Public health recommendations suggest that most adults should be doing around 30 minutes of moderate-intensity activity on most days of the week.

Alzheimer's disease
Advancing age is an incremental risk factor for Alzheimer's disease (AD). The risk doubles every five years after the age of 65, increasing from 3 to as high as 69 per 1,000 person-years. Women, particularly those over the age of 85, have an increased risk of developing the condition.

Medical problems need to be actively identified and a plan of treatment developed with ongoing patient monitoring. FBC, electrolytes, glucose, B12, folate, TFTs, LFTs, and VDRL should be measured. BP should be checked and a short neurological examination performed. Ideally, a structural scan (CT or MRI) should be arranged to exclude organic treatable processes. The MMSE is a useful screening test for dementia.
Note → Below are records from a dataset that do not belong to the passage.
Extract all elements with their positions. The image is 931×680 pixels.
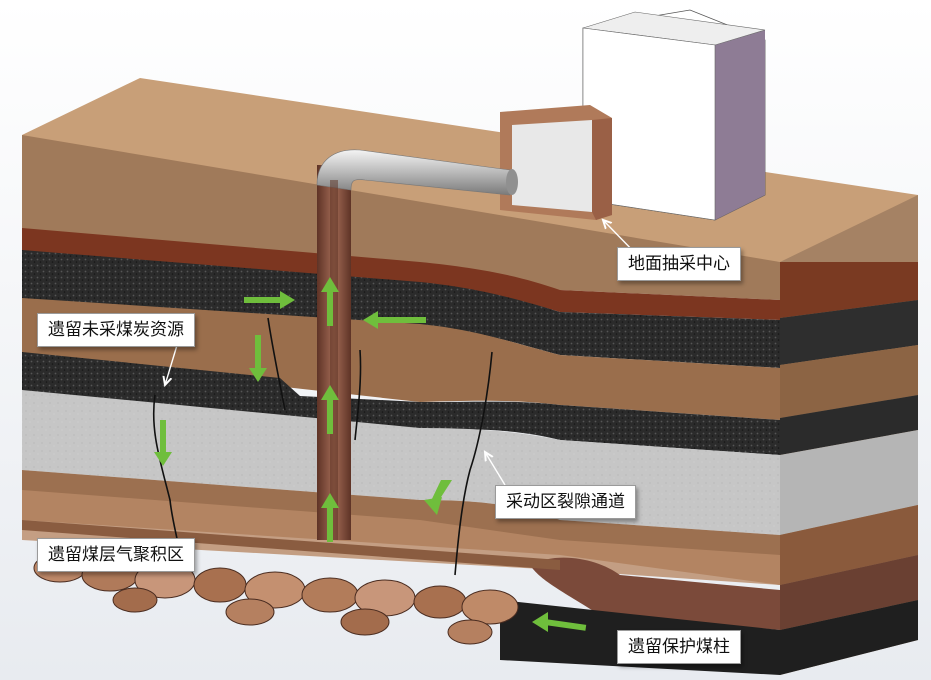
flow-arrow-icon	[321, 385, 339, 434]
flow-arrow-icon	[249, 335, 267, 382]
flow-arrows	[154, 277, 587, 632]
flow-arrow-icon	[321, 493, 339, 542]
leader-arrow-icon	[485, 452, 506, 486]
extraction-pipe	[316, 149, 518, 540]
block-right-face	[780, 195, 918, 675]
fracture-lines	[152, 317, 493, 576]
flow-arrow-icon	[321, 277, 339, 326]
flow-arrow-icon	[244, 291, 295, 309]
flow-arrow-icon	[363, 311, 426, 329]
flow-arrow-icon	[532, 612, 587, 632]
label-fracture-channel: 采动区裂隙通道	[495, 485, 636, 519]
label-ground-station: 地面抽采中心	[617, 247, 741, 281]
leader-arrow-icon	[165, 341, 179, 385]
label-protective-pillar: 遗留保护煤柱	[617, 630, 741, 664]
flow-arrow-icon	[154, 420, 172, 466]
ground-station	[500, 9, 766, 221]
label-gas-accumulation: 遗留煤层气聚积区	[37, 538, 195, 572]
label-residual-coal: 遗留未采煤炭资源	[37, 313, 195, 347]
flow-arrow-icon	[424, 480, 452, 515]
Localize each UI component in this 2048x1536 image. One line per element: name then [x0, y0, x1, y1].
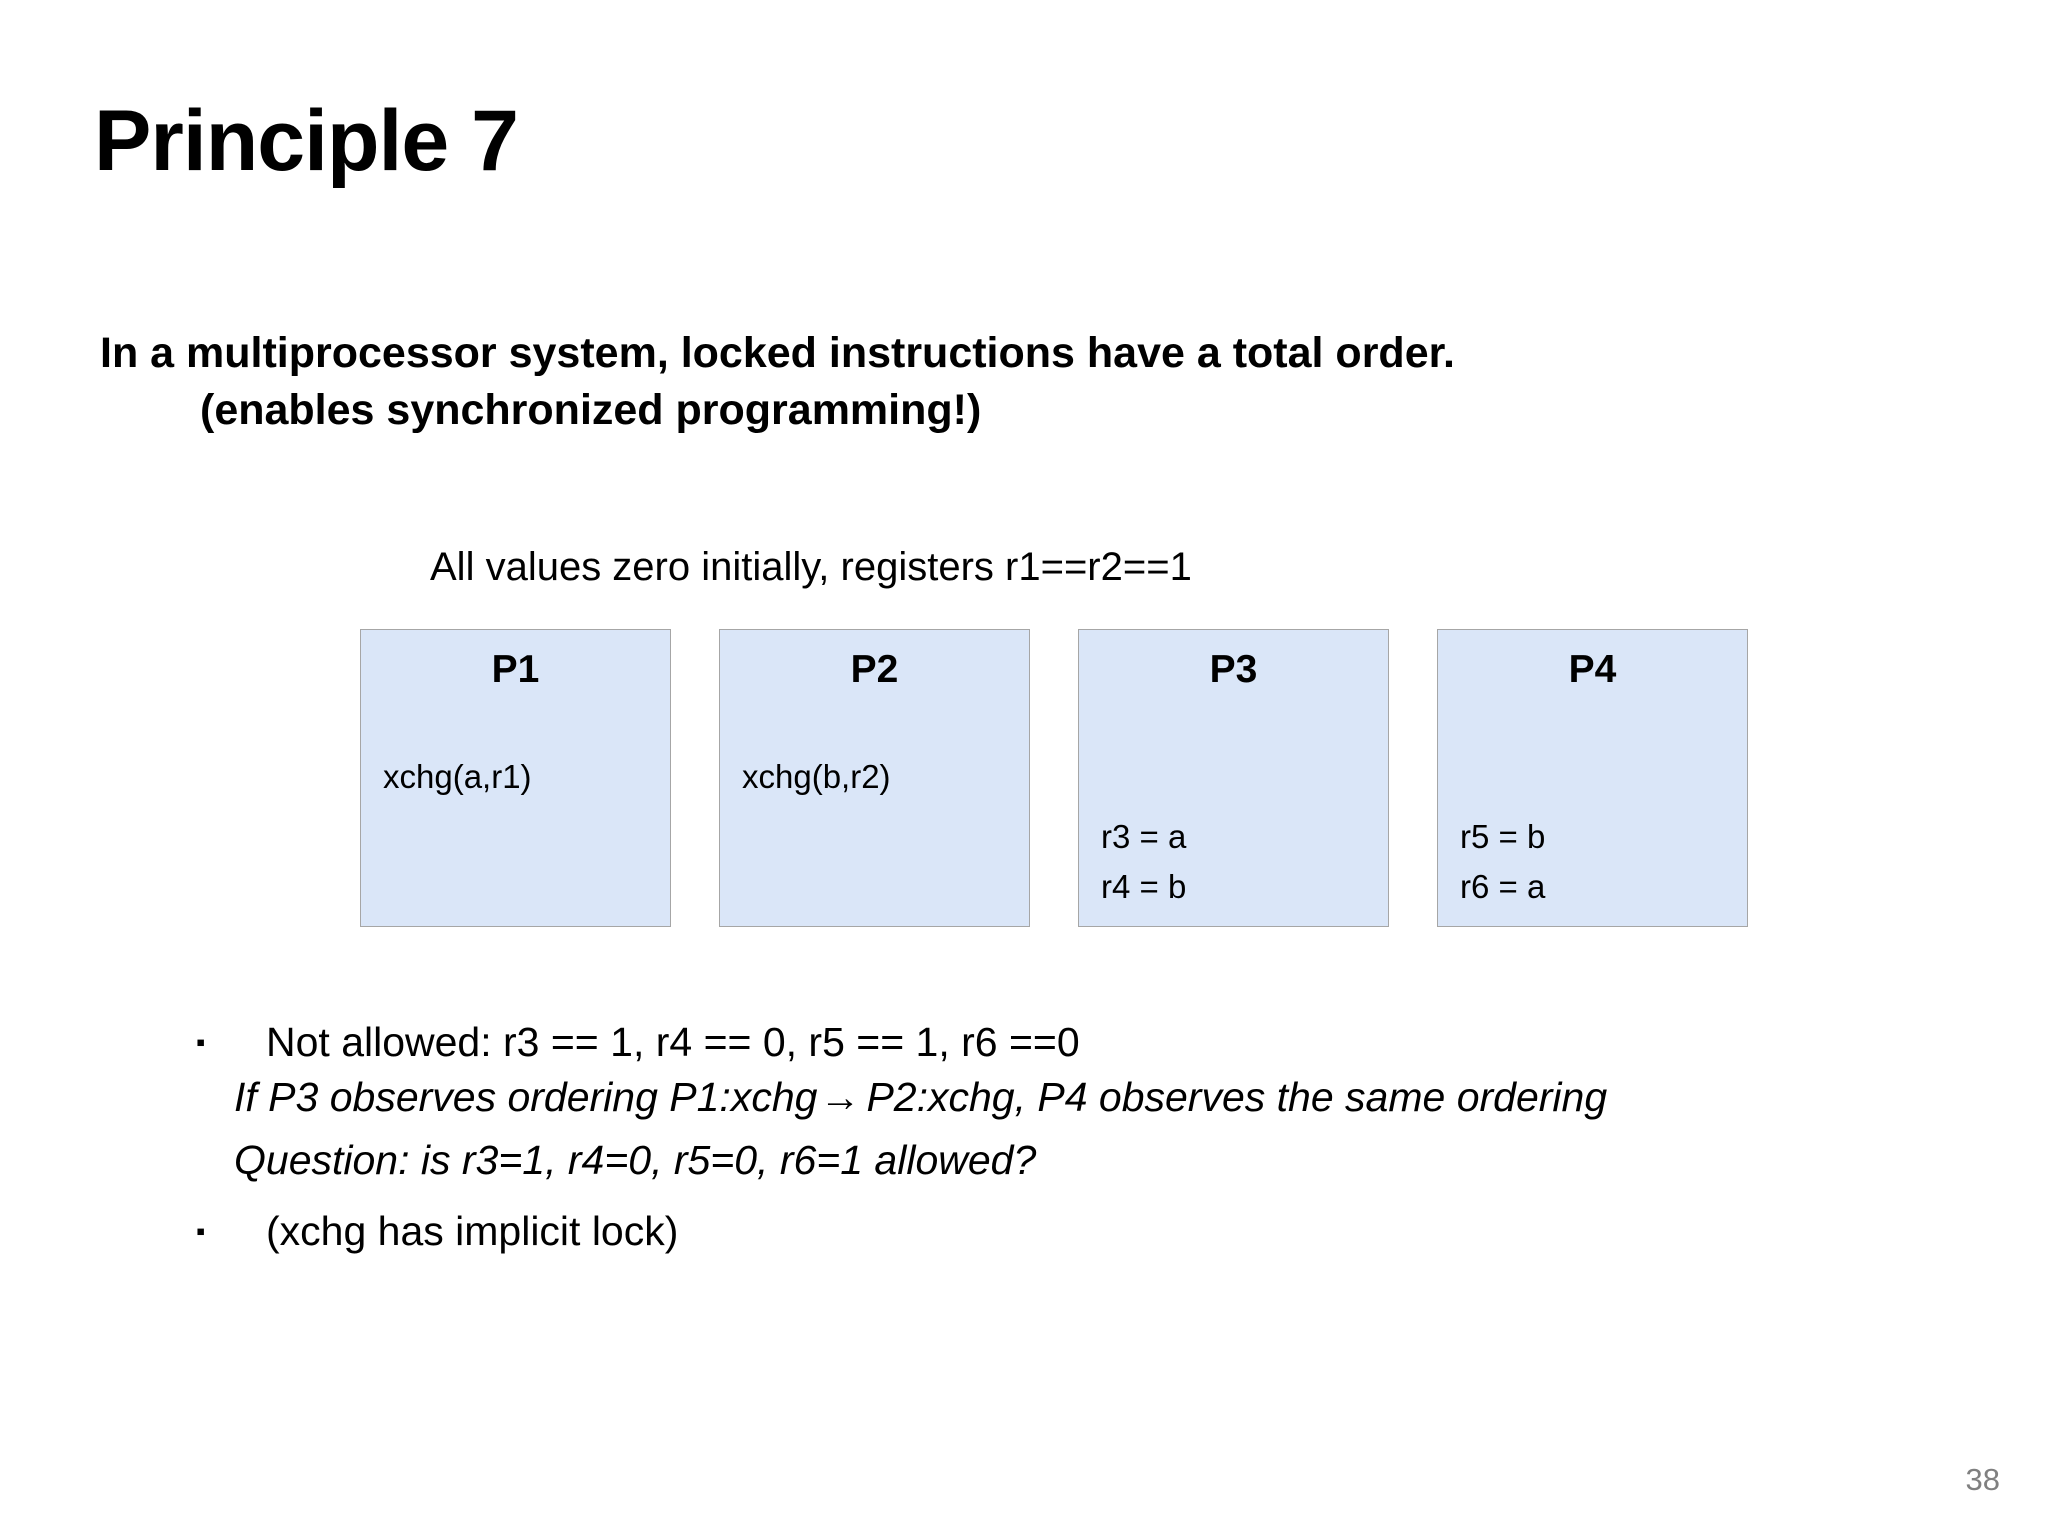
right-arrow-icon: → — [819, 1074, 861, 1120]
processor-box-p1: P1 xchg(a,r1) — [360, 629, 671, 927]
note-observation-before: If P3 observes ordering P1:xchg — [234, 1074, 818, 1120]
processor-box-body: xchg(a,r1) — [383, 758, 532, 795]
processor-box-body: r5 = b r6 = a — [1460, 818, 1546, 906]
notes-list: ▪ Not allowed: r3 == 1, r4 == 0, r5 == 1… — [196, 1022, 1916, 1266]
list-item: ▪ (xchg has implicit lock) — [196, 1211, 1916, 1252]
note-not-allowed: Not allowed: r3 == 1, r4 == 0, r5 == 1, … — [266, 1019, 1080, 1065]
note-observation: If P3 observes ordering P1:xchg→P2:xchg,… — [234, 1077, 1916, 1118]
square-bullet-icon: ▪ — [196, 1216, 206, 1246]
processor-boxes: P1 xchg(a,r1) P2 xchg(b,r2) P3 r3 = a r4… — [360, 629, 1748, 927]
processor-box-body: xchg(b,r2) — [742, 758, 891, 795]
processor-box-title: P4 — [1568, 648, 1617, 691]
processor-box-p2: P2 xchg(b,r2) — [719, 629, 1030, 927]
diagram-caption: All values zero initially, registers r1=… — [430, 545, 1192, 589]
lead-paragraph: In a multiprocessor system, locked instr… — [100, 325, 1860, 439]
lead-line-1: In a multiprocessor system, locked instr… — [100, 329, 1455, 377]
processor-box-title: P3 — [1209, 648, 1258, 691]
note-question: Question: is r3=1, r4=0, r5=0, r6=1 allo… — [234, 1137, 1037, 1183]
processor-box-p3: P3 r3 = a r4 = b — [1078, 629, 1389, 927]
processor-box-title: P1 — [491, 648, 540, 691]
list-item: ▪ Not allowed: r3 == 1, r4 == 0, r5 == 1… — [196, 1022, 1916, 1063]
processor-box-p4: P4 r5 = b r6 = a — [1437, 629, 1748, 927]
lead-line-2: (enables synchronized programming!) — [200, 385, 982, 434]
page-number: 38 — [1965, 1462, 2000, 1497]
processor-box-title: P2 — [850, 648, 899, 691]
page-title: Principle 7 — [94, 93, 519, 189]
processor-box-body: r3 = a r4 = b — [1101, 818, 1187, 906]
note-implicit-lock: (xchg has implicit lock) — [266, 1208, 679, 1254]
note-observation-after: P2:xchg, P4 observes the same ordering — [866, 1074, 1608, 1120]
square-bullet-icon: ▪ — [196, 1027, 206, 1057]
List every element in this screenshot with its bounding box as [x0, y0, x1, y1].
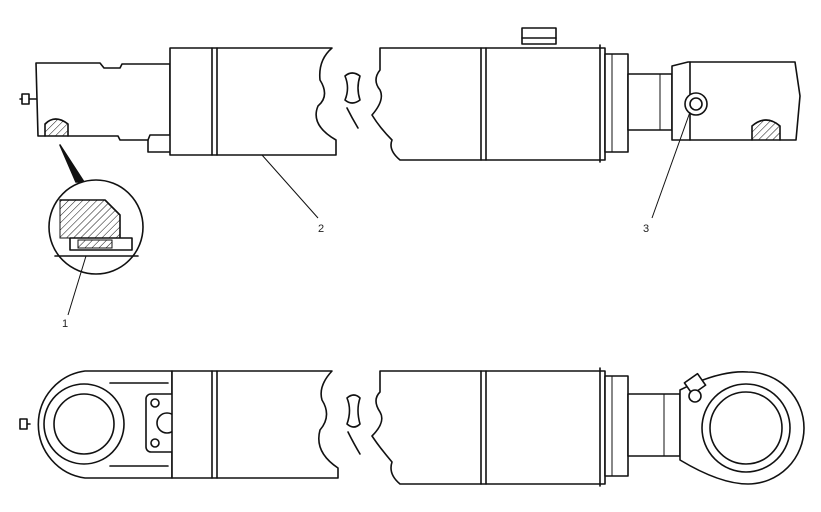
cylinder-barrel-left — [169, 47, 337, 156]
callout-1: 1 — [62, 318, 68, 330]
grease-fitting-bottom-right — [683, 372, 707, 403]
callout-2: 2 — [318, 223, 324, 235]
grease-fitting-right — [684, 92, 708, 116]
oil-port-boss — [521, 27, 557, 45]
leader-lines — [67, 111, 691, 316]
head-gland — [604, 53, 629, 153]
cylinder-barrel-right — [371, 47, 606, 161]
seal-detail-inset — [48, 144, 144, 275]
grease-fitting-left — [19, 93, 37, 105]
top-view — [19, 367, 805, 487]
callout-3: 3 — [643, 223, 649, 235]
grease-fitting-bottom-left — [19, 418, 31, 430]
rod-break-middle — [344, 72, 361, 104]
barrel-bottom-left — [171, 370, 339, 479]
side-view — [19, 27, 801, 163]
piston-rod-right — [627, 73, 673, 131]
barrel-bottom-right — [371, 370, 606, 485]
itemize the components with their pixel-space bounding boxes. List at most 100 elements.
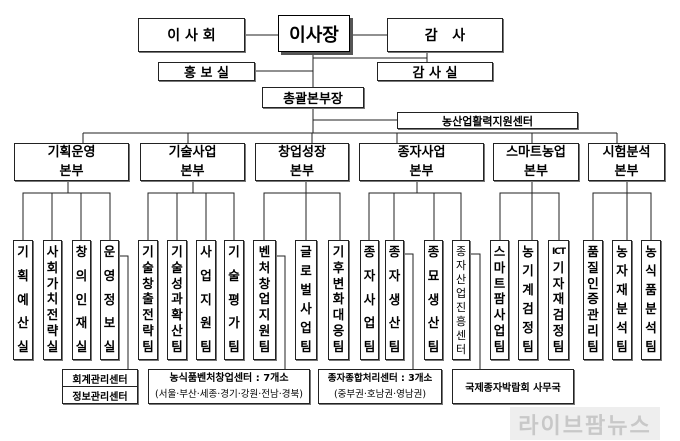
division-name: 스마트농업 — [506, 145, 566, 160]
team-label-char: 보 — [103, 315, 116, 331]
team-label-char: 창 — [258, 275, 271, 291]
team-label-char: 마 — [493, 259, 506, 275]
team-label-char: 후 — [332, 259, 345, 275]
audit-office-box: 감 사 실 — [377, 62, 493, 81]
seed-center-box: 종자종합처리센터 : 3개소(중부권·호남권·영남권) — [318, 369, 442, 404]
team-label-char: 팀 — [388, 339, 401, 354]
seed-center-regions: (중부권·호남권·영남권) — [333, 388, 427, 400]
team-label-char: ICT — [551, 247, 566, 257]
board-box: 이 사 회 — [138, 18, 245, 52]
team-label-char: 영 — [103, 267, 116, 283]
team-label-char: 원 — [258, 323, 271, 339]
seed-expo-label: 국제종자박람회 사무국 — [465, 383, 561, 394]
team-label-char: 석 — [645, 320, 657, 335]
accounting-center-label: 회계관리센터 — [72, 374, 128, 386]
team-label-char: 기 — [171, 244, 183, 259]
team-label-char: 팀 — [142, 338, 154, 354]
team-label-char: 전 — [142, 307, 154, 323]
team-label-char: 재 — [616, 282, 628, 297]
team-label-char: 기 — [552, 259, 565, 275]
team-label-char: 생 — [388, 291, 401, 307]
team-label-char: 운 — [103, 244, 116, 259]
team-label-char: 업 — [455, 287, 467, 300]
team-label-char: 기 — [17, 244, 29, 259]
team-label-char: 화 — [332, 291, 345, 307]
auditor-box: 감 사 — [387, 18, 503, 52]
division-name: 기획운영 — [47, 145, 96, 160]
team-label-char: 기 — [522, 263, 534, 278]
team-label-char: 팀 — [332, 338, 345, 354]
team-label-char: 출 — [142, 291, 154, 307]
auditor-label: 감 사 — [424, 28, 466, 44]
team-label-char: 팀 — [616, 339, 628, 354]
team-label-char: 산 — [17, 315, 29, 331]
audit-office-label: 감 사 실 — [412, 66, 458, 81]
team-label-char: 팀 — [587, 338, 599, 354]
team-label-char: 자 — [388, 267, 401, 283]
team-label-char: 생 — [427, 291, 440, 307]
team-label-char: 예 — [17, 291, 29, 307]
team-label-char: 터 — [455, 343, 467, 356]
team-label-char: 흥 — [455, 315, 467, 328]
team-label-char: 로 — [300, 263, 312, 278]
team-label-char: 농 — [522, 244, 534, 259]
team-label-char: 창 — [75, 244, 88, 259]
team-label-char: 재 — [552, 291, 565, 307]
team-label-char: 획 — [17, 267, 29, 283]
team-label-char: 사 — [300, 301, 312, 316]
division-name: 창업성장 — [278, 145, 326, 160]
team-label-char: 과 — [171, 291, 183, 307]
team-label-char: 팀 — [171, 338, 183, 354]
team-label-char: 산 — [171, 323, 183, 339]
team-label-char: 사 — [46, 244, 59, 259]
team-label-char: 실 — [75, 339, 88, 354]
team-label-char: 지 — [258, 307, 271, 323]
team-label-char: 지 — [200, 291, 212, 307]
team-label-char: 벌 — [300, 282, 312, 297]
team-label-char: 성 — [171, 275, 183, 291]
team-label-char: 창 — [142, 275, 154, 291]
team-label-char: 략 — [142, 323, 154, 339]
team-label-char: 업 — [258, 291, 271, 307]
team-label-char: 석 — [616, 320, 628, 335]
team-label-char: 팀 — [552, 338, 565, 354]
general-director-label: 총괄본부장 — [283, 92, 343, 107]
team-label-char: 증 — [587, 291, 599, 307]
pr-office-label: 홍 보 실 — [184, 66, 229, 81]
team-label-char: 팀 — [258, 338, 271, 354]
team-label-char: 팜 — [493, 291, 506, 307]
team-label-char: 가 — [46, 275, 59, 291]
team-label-char: 농 — [616, 244, 628, 259]
team-label-char: 처 — [258, 259, 271, 275]
accounting-center-box: 회계관리센터 — [62, 369, 138, 387]
team-label-char: 팀 — [645, 339, 657, 354]
team-label-char: 실 — [46, 338, 59, 354]
team-label-char: 벤 — [258, 244, 271, 259]
team-label-char: 업 — [200, 267, 212, 283]
team-label-char: 의 — [75, 267, 88, 283]
team-label-char: 팀 — [300, 339, 312, 354]
team-label-char: 회 — [46, 259, 59, 275]
team-label-char: 사 — [200, 244, 212, 259]
team-label-char: 팀 — [228, 339, 240, 354]
team-label-char: 사 — [493, 307, 506, 323]
chairman-label: 이사장 — [289, 24, 339, 46]
team-label-char: 자 — [616, 263, 628, 278]
team-label-char: 자 — [552, 275, 565, 291]
team-label-char: 산 — [427, 315, 440, 331]
team-label-char: 종 — [455, 245, 467, 258]
team-label-char: 계 — [522, 282, 534, 297]
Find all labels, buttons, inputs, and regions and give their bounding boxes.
The pharmacological treatment of behavioural symptoms of dementia, including depression, should be initiated by specialists. AChEI are recommended in the management of patients with AD of moderate severity only. Cognitive stimulation improves quality of life and cognitive function and adds to the effects of donepezil in mild and moderate AD.

GPs should refer patients eligible for treatment with AChEI, patients whose diagnosis is unclear and who may need more specific investigations such as brain scans or neurological and neuropsychological examinations and those who may benefit from a combined approach with psychotropic drugs and behavioural support from a mental health team in the community.

Shoulder pain

Common causes of shoulder pain in primary care include impingement/rotator cuff pathology, glenohumeral disorders such as frozen shoulder and arthritis, ACJ arthritis and referred pain.

When making a diagnosis consider the character and onset of the pain, the site and how it has changed over time, precipitating and relieving factors and also target questions to exclude cervical, neurological or chest wall problems.

It is important to remember and assess the functional aspects of the shoulder problem and how the pain is impacting on the patient's life.

Examination should include the cervical spine. Shoulder examination should be conducted from the rear and involve looking for muscle wasting, ‘squaring' or swelling. Feel for tenderness, warmth and crepitus at all the shoulder joints.

Specific X-ray views should be requested depending on suspected diagnosis but the shoulder MRI is the investigation of choice and will provide the information necessary for surgical decisions.